Berbicara mengenai museum di Aceh,
perhatian kita mungkin hanya akan tertuju pada museum Tsunami, Padahal ada lagi museum yang
menurut saya menampilkan koleksi dan pengetahuan yang tidak kalah jika
dibandingkan dengan Museum Tsunami. Museum yang saya maksud adalah museum Aceh.  | Rumoh Aceh di Kompleks Museum Aceh |
Museum ini terletak di Jalan Sultan
Mahmudsyah No. 10, Peuniti, Kec. Baiturrahman Banda Aceh. Akses museum ini
cukup mudah dijangkau karena masih masuk dalam wilayah Kota Banda Aceh. Untuk
masuk ke museum ini, pengunjung hanya perlu membayar Rp3.000 saja. Sangat murah
jika dibandingkan dengan kesempatan pengunjung untuk dapat melihat koleksi dan
pengetahuan yang dipunyai museum ini. Dikutip dari situs Museum Aceh, museum ini didirikan pada tanggal 31 Juli 1915 dengan nama
Atjeh Museum. Proses pendirian museum ini dipimpin oleh F.W.Stammeshous. Adapun peresmiannya dilakukan oleh Gubernur Sipil dan Militer Jenderal Belanda H.N.A. Swart. Setelah Indonesia
merdeka, operasional Museum ini secara bergantian dikelola oleh Pemerintah Daerah
Tk. II Banda Aceh (1945-1969), Badan
Pembina Rumpun Iskandar Muda (Baperis) (1970-1975), Departemen Pendidikan dan
Kebudayaan (1976-2002) dan saat ini dikelola dan menjadi kewenangan Pemerintah Provinsi Aceh. Sampai
dengan tahun
2019, Museum Aceh memiliki jumlah koleksi mencapai 5.328 benda budaya dari berbagai jenis dan 12.445
buku dari berbagai judul yang berisi aneka macam ilmu pengetahuan. Kesan pertama saya saat memasuki area
museum ini adalah penataan yang rapi dan terawat serta megah. Ada beberapa
gedung dalam area museum ini dan nampaknya kesemua gedung tersebut dioptimalkan
penggunaannya.  | Rapi, Terawat dan Banyak Koleksi |
Salah satu bangunan yang menyita perhatian
saya adalah Rumoh Aceh. Bangunan ini merupakan bentuk rumah atau bangunan khas
aceh yang berukuran besar dan ditopang oleh kayu-kayu pada bagian bawahnya.
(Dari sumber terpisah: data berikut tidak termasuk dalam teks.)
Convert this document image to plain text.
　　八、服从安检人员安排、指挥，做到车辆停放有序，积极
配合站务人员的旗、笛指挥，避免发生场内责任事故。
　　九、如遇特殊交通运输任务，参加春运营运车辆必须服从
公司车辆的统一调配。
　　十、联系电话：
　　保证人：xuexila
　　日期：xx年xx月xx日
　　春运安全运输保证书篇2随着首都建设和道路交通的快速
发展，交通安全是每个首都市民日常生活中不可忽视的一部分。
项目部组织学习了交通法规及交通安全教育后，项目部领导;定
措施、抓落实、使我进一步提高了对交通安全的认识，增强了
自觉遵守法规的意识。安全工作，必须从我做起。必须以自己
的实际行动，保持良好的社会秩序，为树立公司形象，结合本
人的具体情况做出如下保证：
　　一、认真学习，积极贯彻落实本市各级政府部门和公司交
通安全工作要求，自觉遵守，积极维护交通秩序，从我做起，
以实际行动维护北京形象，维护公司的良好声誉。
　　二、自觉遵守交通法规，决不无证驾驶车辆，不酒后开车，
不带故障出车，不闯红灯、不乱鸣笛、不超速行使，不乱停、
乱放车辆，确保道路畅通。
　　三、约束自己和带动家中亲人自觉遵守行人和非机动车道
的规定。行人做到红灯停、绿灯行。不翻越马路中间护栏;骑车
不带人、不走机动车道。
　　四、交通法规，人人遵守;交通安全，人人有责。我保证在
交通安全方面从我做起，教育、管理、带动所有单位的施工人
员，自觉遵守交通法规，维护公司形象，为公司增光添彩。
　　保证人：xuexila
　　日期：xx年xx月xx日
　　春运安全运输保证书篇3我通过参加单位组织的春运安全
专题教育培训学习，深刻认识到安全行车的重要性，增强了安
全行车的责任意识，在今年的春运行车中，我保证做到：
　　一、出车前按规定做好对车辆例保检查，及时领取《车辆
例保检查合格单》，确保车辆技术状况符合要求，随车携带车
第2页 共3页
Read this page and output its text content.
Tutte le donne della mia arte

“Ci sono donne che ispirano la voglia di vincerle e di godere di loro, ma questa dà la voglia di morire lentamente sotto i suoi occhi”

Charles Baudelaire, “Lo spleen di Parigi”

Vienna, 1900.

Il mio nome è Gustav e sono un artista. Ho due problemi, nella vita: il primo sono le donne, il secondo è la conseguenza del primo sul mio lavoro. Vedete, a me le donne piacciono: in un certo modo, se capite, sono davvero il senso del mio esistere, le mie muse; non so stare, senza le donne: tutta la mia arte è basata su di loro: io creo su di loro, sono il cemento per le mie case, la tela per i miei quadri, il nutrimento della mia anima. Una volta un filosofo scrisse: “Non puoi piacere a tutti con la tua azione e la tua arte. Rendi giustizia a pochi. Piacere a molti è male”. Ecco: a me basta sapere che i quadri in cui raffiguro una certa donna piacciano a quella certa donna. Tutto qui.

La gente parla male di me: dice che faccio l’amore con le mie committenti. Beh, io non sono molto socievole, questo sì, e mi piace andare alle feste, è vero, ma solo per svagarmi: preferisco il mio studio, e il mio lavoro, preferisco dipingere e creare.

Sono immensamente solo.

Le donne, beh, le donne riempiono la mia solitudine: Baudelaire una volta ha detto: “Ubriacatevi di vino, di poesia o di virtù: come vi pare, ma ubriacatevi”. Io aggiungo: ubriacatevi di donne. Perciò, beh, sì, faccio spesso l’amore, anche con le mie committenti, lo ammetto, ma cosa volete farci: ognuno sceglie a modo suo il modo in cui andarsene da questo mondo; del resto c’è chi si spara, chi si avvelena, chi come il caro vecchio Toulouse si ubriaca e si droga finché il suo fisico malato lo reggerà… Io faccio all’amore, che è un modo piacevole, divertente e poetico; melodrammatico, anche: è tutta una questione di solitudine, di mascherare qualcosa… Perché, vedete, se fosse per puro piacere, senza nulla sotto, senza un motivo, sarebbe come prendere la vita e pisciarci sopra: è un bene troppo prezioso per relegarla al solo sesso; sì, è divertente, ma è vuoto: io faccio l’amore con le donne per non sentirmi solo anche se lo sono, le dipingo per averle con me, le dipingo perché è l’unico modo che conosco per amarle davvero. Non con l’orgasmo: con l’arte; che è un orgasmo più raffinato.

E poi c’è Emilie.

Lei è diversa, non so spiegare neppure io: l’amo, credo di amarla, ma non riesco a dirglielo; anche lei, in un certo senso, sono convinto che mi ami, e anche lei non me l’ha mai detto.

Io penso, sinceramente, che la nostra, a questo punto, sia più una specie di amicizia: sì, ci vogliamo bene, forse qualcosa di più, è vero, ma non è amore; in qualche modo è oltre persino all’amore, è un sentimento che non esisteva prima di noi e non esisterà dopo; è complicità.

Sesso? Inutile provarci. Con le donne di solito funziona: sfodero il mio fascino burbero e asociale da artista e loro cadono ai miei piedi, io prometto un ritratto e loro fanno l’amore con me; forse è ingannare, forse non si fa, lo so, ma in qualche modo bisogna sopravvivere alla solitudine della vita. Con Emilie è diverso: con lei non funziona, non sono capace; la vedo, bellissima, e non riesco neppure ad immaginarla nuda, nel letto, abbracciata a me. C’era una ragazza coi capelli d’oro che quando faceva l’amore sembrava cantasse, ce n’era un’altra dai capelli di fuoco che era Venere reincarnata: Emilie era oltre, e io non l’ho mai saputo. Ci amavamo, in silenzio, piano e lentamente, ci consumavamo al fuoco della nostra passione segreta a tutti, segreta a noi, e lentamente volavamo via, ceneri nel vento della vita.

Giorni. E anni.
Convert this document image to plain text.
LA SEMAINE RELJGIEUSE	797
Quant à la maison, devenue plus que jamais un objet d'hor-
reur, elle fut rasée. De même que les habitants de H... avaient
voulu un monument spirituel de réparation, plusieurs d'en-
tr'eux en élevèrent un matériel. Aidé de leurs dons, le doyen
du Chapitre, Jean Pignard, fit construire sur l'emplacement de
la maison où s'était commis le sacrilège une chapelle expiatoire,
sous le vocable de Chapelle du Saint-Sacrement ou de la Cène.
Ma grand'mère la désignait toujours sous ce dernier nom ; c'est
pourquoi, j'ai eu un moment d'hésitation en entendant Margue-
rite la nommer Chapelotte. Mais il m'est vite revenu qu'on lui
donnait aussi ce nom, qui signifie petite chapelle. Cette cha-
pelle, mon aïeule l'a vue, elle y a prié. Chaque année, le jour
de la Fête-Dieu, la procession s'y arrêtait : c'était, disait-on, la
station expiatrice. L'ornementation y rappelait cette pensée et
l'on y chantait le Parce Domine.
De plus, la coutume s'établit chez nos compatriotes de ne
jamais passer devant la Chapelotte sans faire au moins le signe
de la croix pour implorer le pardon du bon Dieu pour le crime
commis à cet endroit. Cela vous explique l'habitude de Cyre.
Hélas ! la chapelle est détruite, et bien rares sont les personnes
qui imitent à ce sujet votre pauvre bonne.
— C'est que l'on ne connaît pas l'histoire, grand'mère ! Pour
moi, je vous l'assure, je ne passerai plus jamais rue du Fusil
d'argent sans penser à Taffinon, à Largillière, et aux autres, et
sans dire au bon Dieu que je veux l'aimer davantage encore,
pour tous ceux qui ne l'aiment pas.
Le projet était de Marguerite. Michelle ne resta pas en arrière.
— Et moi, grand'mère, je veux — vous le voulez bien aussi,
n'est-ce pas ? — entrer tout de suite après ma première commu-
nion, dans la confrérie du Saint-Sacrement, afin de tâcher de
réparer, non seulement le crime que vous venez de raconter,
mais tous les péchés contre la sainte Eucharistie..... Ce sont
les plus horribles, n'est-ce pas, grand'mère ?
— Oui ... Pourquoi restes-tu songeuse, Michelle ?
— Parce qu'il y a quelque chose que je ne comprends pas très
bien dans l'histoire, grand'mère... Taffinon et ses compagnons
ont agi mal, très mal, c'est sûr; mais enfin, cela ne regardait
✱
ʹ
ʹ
Rumoh Aceh memiliki karakteristik warna-warni yang mencolok perpaduan antara
warna dominan hitam serta motif warna merah dan kuning serta putih. Sayangnnya
waktu itu bangunan ini sedang dalam tahap renovasi sehingga pengunjung belum
dapat mengakses bagian dalam Rumoh Aceh ini. Beralih ke bangunan utama museum, ada ruang
pameran tetap yang terdiri atas beberapa bagian yakni Bustan Dunia, Bustan
Assalatin, Bustan Syuhada dan Bustan Budaya. Pada bagian Bustan Dunia
menginformasikan kekayaan alam dan fauna yang ada di Aceh. Ada banyak hewan dan
tumbuhan dari wilayah Aceh yang telah diawetkan yang dipamerkan di sini.  | Dimulai Dari Alam |
Bagian ke dua adalah Bustan Assalatin. Di
bagian ini diinformasikan mengenai keadaan Aceh pada masa kerajaan Aceh
Darussalam. Terdapat beberapa koleksi yang dipamerkan diantaranya maket
kerajaan dan wilayah sekitarnya, gambaran peta kerajaan, baju kebesaran Sultan,
replika cungkup makam sultan maupun pembesar kerajaan dan koleksi-koleksi
lainnya. Yang tidak boleh dilupakan adalah koleksi beberapa kitab yang
merupakan karya asli ulama Aceh maupun kitab terjemahan dari bahasa asing.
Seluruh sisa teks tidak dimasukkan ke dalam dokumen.